Well worth a read..........

Yes, some of the information in the book can be found in other books, but not everyone has the time to read dozens of different books on the subject or american medical care both pros and cons. Who ever knew that a town in Oregon was #1 in the number of back surgeries or a place in the midwest was # 1 in cardio procedures. Medicine has sure made itself into special places for certain medical procedures. And her information on how medical procedures and doctors connections to medical providers be it equipment or insurance coverage is equally interesting.
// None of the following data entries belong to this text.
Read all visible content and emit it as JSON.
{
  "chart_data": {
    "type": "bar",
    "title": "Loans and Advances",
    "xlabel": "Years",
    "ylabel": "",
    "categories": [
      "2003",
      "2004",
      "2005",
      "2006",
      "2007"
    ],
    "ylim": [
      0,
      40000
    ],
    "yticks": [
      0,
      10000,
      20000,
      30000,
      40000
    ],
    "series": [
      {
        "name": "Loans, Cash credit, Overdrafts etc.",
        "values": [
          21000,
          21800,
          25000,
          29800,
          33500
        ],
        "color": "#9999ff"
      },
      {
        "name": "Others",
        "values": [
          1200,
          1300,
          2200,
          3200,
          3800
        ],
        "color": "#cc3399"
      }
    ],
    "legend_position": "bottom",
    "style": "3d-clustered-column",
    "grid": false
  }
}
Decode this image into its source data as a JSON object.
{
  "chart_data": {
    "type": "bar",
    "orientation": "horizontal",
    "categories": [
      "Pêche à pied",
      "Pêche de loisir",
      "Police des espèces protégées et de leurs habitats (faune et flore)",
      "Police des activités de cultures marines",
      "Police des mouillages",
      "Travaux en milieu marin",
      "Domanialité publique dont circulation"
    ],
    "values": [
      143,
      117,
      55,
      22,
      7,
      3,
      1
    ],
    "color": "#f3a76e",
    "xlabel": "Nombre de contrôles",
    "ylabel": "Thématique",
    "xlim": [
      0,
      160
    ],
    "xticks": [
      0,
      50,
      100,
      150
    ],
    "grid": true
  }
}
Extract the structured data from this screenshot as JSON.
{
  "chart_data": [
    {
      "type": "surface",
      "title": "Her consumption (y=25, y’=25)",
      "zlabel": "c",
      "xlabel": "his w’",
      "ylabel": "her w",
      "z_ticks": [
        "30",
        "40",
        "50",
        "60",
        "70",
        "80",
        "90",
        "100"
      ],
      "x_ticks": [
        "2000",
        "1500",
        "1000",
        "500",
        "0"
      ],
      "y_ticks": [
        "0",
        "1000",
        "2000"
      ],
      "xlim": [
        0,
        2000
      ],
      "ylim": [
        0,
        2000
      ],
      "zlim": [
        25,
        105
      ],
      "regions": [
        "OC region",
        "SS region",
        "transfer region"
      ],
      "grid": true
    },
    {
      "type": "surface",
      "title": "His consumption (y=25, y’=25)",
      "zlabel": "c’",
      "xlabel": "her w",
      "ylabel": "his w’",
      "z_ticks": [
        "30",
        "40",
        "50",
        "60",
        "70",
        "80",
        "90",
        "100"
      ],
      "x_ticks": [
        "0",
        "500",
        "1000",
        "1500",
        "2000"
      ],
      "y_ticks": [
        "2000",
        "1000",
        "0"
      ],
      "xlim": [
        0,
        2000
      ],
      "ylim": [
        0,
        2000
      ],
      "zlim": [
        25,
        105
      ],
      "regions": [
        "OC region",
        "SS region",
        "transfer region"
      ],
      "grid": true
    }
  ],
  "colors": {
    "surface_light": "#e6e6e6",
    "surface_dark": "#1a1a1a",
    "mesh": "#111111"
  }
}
Already knew Sweden was great when it came to medical care, as well as France in many ways. Sweden is it should be noted is a country with a non minority cultural connection that combines food choices and lifestyle choices that most of the citizens identify with. When everyone in a country with a common goal cooperates the results are an overall high standard of living for everyone. Would have liked to have had the author actually spend time in France and Sweden looking firsthand at how things are done, rather than rely on other peoples information or antidotal examples.

Easy reading, Hard thinking

This well-written book is easy to read and raises some big questions about what we really want from our health care system. The author has obviously done a lot of research and looks at the history of how we got here, but she also brings it all to life with lots of stories and real examples. I'm a nurse, but I learned new things from reading this and found that it gave me some new perspectives on my work and the experiences of my patients. Definitely recommend it to anyone concerned about the cost and quality of our American health care system.